Le tableau du banc d’essai
| Robe | Degré courant | Dans le sirop | Dose pour 50 cl d’eau | Le baba qui va avec |
|---|---|---|---|---|
| Blanc agricole | 50-55° | végétal intact, attaque franche | 8 à 10 cl | agrumes, fruits exotiques |
| Ambré élevé sous bois | 40-45° | équilibre canne-vanille, longueur | 10 cl | tous, chantilly comprise |
| Vieux VO, VSOP | 40-45° | boisé dominant, tanins présents | 8 cl | fruits secs, vanille, café |
| XO et millésimés | 42-48° | tanins amers, finesse perdue | à éviter | au verre, à côté de l’assiette |
Reste le cas du « rhum brun », qu’on me cite souvent comme une quatrième robe. Le terme n’existe pas légalement : il désigne en général un traditionnel de mélasse foncé, parfois coloré au caramel, au profil rond et vanillé. Traitez-le comme un ambré de mélasse — il fera un baba familial tout à fait digne, surtout s’il titre 40° ou plus.
Dernier détail qui change tout : quelle que soit la robe choisie, le rhum se verse hors du feu, dans un sirop redescendu à 55 °C, en suivant les proportions exactes du sirop. Le plus beau des ambrés ne survivrait pas à une ébullition — mais ça, c’est une autre page de ce cocon.
Vos questions
Peut-on utiliser du rhum blanc pour un baba ?
Oui, à condition de choisir un blanc agricole à 50-55° : ses notes de canne fraîche et de poivre traversent le sirop et donnent un baba vif, parfait avec agrumes ou fruits exotiques. Les blancs légers de mélasse à 37,5-40°, conçus pour les cocktails, s'effacent en revanche complètement dans 225 g de sucre.
Peut-on utiliser du rhum vieux pour un baba ?
Un VO ou un VSOP, oui, en ramenant la dose à 8 cl pour 50 cl d'eau : au-delà, les tanins du fût dominent et assèchent paradoxalement un gâteau trempé. Un XO ou un millésimé, non : le sucre chaud efface ce que vous avez payé. Servez-le plutôt dans un petit verre à côté du baba.
Quel rhum ambré pour un baba au rhum ?
Un agricole « élevé sous bois », c'est-à-dire passé 12 à 18 mois en foudre de chêne, entre 40 et 45° : Saint James Royal Ambré, Trois Rivières ambré ou La Mauny ambré, tous constatés entre 15 et 18 €. Le bois y arrondit la canne sans la couvrir, exactement ce qu'un sirop demande.

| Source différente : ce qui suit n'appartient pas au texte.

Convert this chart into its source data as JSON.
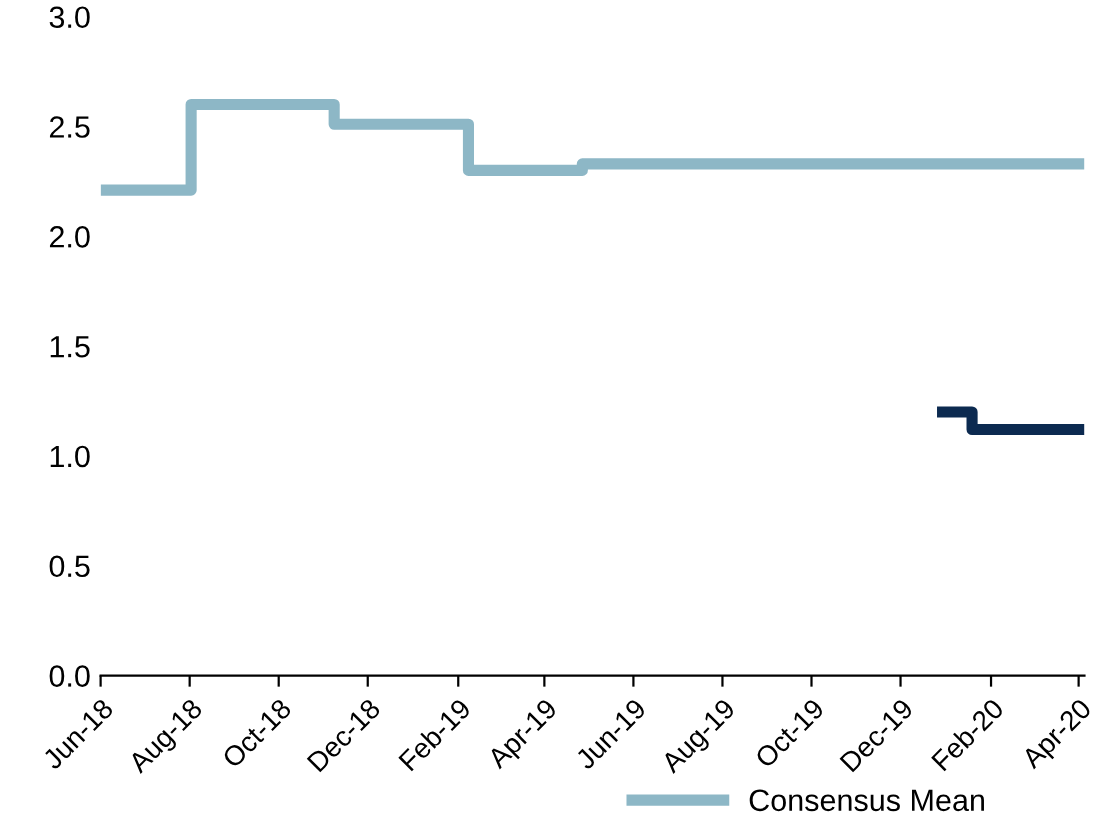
{
  "chart_data": {
    "type": "step",
    "series": [
      {
        "color": "#0c2a50",
        "x": [
          "2019-12-26",
          "2020-01-19",
          "2020-04-05"
        ],
        "values": [
          1.2,
          1.12,
          1.12
        ]
      },
      {
        "name": "Consensus Mean",
        "color": "#8db7c6",
        "x": [
          "2018-06-01",
          "2018-08-02",
          "2018-11-08",
          "2019-02-08",
          "2019-04-27",
          "2020-04-05"
        ],
        "values": [
          2.21,
          2.6,
          2.51,
          2.3,
          2.33,
          2.33
        ]
      }
    ],
    "xlim": [
      "2018-06-01",
      "2020-04-05"
    ],
    "xticks": [
      {
        "value": "2018-06-01",
        "label": "Jun-18"
      },
      {
        "value": "2018-08-01",
        "label": "Aug-18"
      },
      {
        "value": "2018-10-01",
        "label": "Oct-18"
      },
      {
        "value": "2018-12-01",
        "label": "Dec-18"
      },
      {
        "value": "2019-02-01",
        "label": "Feb-19"
      },
      {
        "value": "2019-04-01",
        "label": "Apr-19"
      },
      {
        "value": "2019-06-01",
        "label": "Jun-19"
      },
      {
        "value": "2019-08-01",
        "label": "Aug-19"
      },
      {
        "value": "2019-10-01",
        "label": "Oct-19"
      },
      {
        "value": "2019-12-01",
        "label": "Dec-19"
      },
      {
        "value": "2020-02-01",
        "label": "Feb-20"
      },
      {
        "value": "2020-04-01",
        "label": "Apr-20"
      }
    ],
    "ylim": [
      0,
      3
    ],
    "yticks": [
      {
        "value": 0,
        "label": "0.0"
      },
      {
        "value": 0.5,
        "label": "0.5"
      },
      {
        "value": 1,
        "label": "1.0"
      },
      {
        "value": 1.5,
        "label": "1.5"
      },
      {
        "value": 2,
        "label": "2.0"
      },
      {
        "value": 2.5,
        "label": "2.5"
      },
      {
        "value": 3,
        "label": "3.0"
      }
    ],
    "grid": false,
    "legend": "bottom",
    "line_style": "solid"
  }
}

Le rhum brun, c'est quoi, et va-t-il dans un baba ?
« Brun » n'est pas une catégorie légale : le terme désigne en général un rhum traditionnel de mélasse foncé, souvent coloré au caramel. Rond et vanillé, il fait un honnête baba familial. Vérifiez surtout le degré : au-dessous de 40°, allongez la dose de deux centilitres pour compenser.